General information
- Type: Civil training and touring aircraft
- National origin: Italy
- Designer: Renato Bucciero
- Number built: at least 2

History
- First flight: 2 July 1968

= Bucciero SVIT =

The Bucciero SVIT, (SVIT - Studio per un Velivolo da Instruzione e Turismo, English:study of an aircraft for training and touring), was a single engine, mid-wing, training and touring aircraft designed and constructed by a group of Alitalia staff in the 1960s, at least two of which were built.

==Design and development==
The all-metal, two-seat Bucciero SVIT was designed by an Alitalia airline pilot, Renato Bucciero. Gastone Canal, an engineer with the same airline, assisted with its construction which began in July 1966. Later, plans for the production of three more, slightly refined SVITs involved nine more of Bucciero's Aeritalia colleagues.

The SVIT was a fairly conventional single-engined aircraft with side-by-side seating for two, though Bucciero favoured a mid wing design rather than the more common low wing. The wing had constant chord, rounded tips and dihedral (aircraft) of 2.5° throughout, built around a two spar torsion box. Its trailing edge carried slotted flaps. The rectangular, low set, tailplane was of the all moving type with full span anti-tabs and the straight tapered fin and rudder was assisted by a small dorsal extension and an underside fin.

The fuselage forward of the cabin was circular in cross section, built around a tube steel frame. Non-inflammable plastic was used for the engine cowling, with aluminium sheet behind. The cabin and tapering rear fuselage had a rectangular cross section and was a semi-monocoque structure. The port side of the Plexiglass canopy hinged upwards for access to the cabin, which was fitted with dual controls. A port side door provided access to a baggage compartment behind the seats. The fixed tricycle undercarriage had fuselage mounted cantilever steel spring legs; the main wheels had brakes and the nosewheel was steerable.

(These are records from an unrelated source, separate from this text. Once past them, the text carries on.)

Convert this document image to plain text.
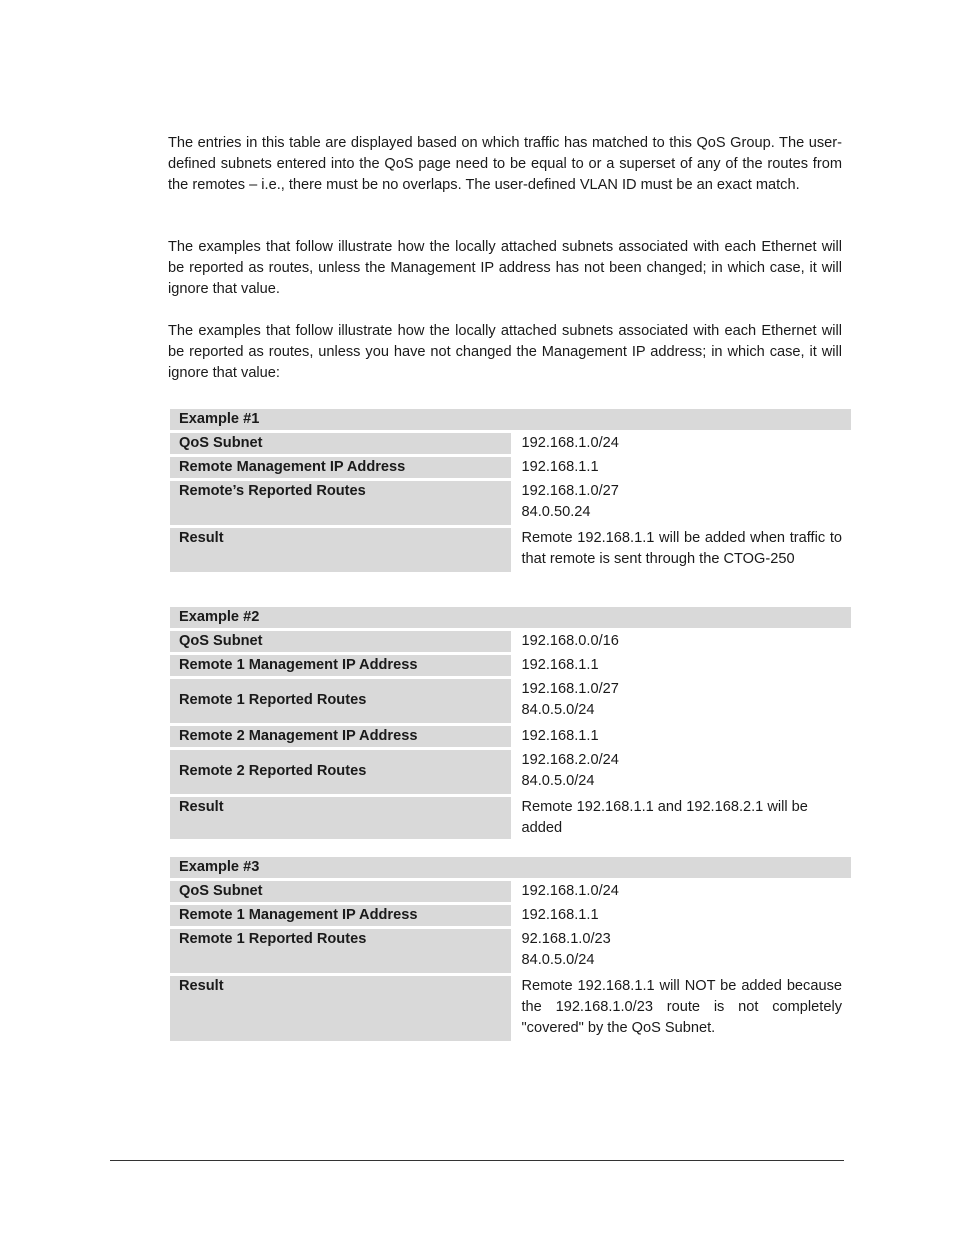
The entries in this table are displayed based on which traffic has matched to this QoS Group. The user-defined subnets entered into the QoS page need to be equal to or a superset of any of the routes from the remotes – i.e., there must be no overlaps. The user-defined VLAN ID must be an exact match.

The examples that follow illustrate how the locally attached subnets associated with each Ethernet will be reported as routes, unless the Management IP address has not been changed; in which case, it will ignore that value.

The examples that follow illustrate how the locally attached subnets associated with each Ethernet will be reported as routes, unless you have not changed the Management IP address; in which case, it will ignore that value:

Example #1	
QoS Subnet	192.168.1.0/24
Remote Management IP Address	192.168.1.1
Remote’s Reported Routes	192.168.1.0/27
84.0.50.24

Result	Remote 192.168.1.1 will be added when traffic to that remote is sent through the CTOG-250
Example #2	
QoS Subnet	192.168.0.0/16
Remote 1 Management IP Address	192.168.1.1
Remote 1 Reported Routes	192.168.1.0/27
84.0.5.0/24

Remote 2 Management IP Address	192.168.1.1
Remote 2 Reported Routes	192.168.2.0/24
84.0.5.0/24

Result	Remote 192.168.1.1 and 192.168.2.1 will be added
Example #3	
QoS Subnet	192.168.1.0/24
Remote 1 Management IP Address	192.168.1.1
Remote 1 Reported Routes	92.168.1.0/23
84.0.5.0/24

Result	Remote 192.168.1.1 will NOT be added because the 192.168.1.0/23 route is not completely "covered" by the QoS Subnet.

Initially the SVIT was powered by an 85 hp (63 kW) Continental C85 flat four engine. This was used for its first flight (2 July 1968) and took it through to certification in April 1969. That engine was then immediately replaced with a 100 hp (75 kW) Continental O-200. There were plans to build three more SVITs with this engine, modifications to the undercarriage, a sliding canopy and a rounded rear decking but only one was completed. This SVIT 70 was scheduled to fly in the Summer of 1971. Registered I-FABO, it was exhibited at the Turin Air Show in June 1972.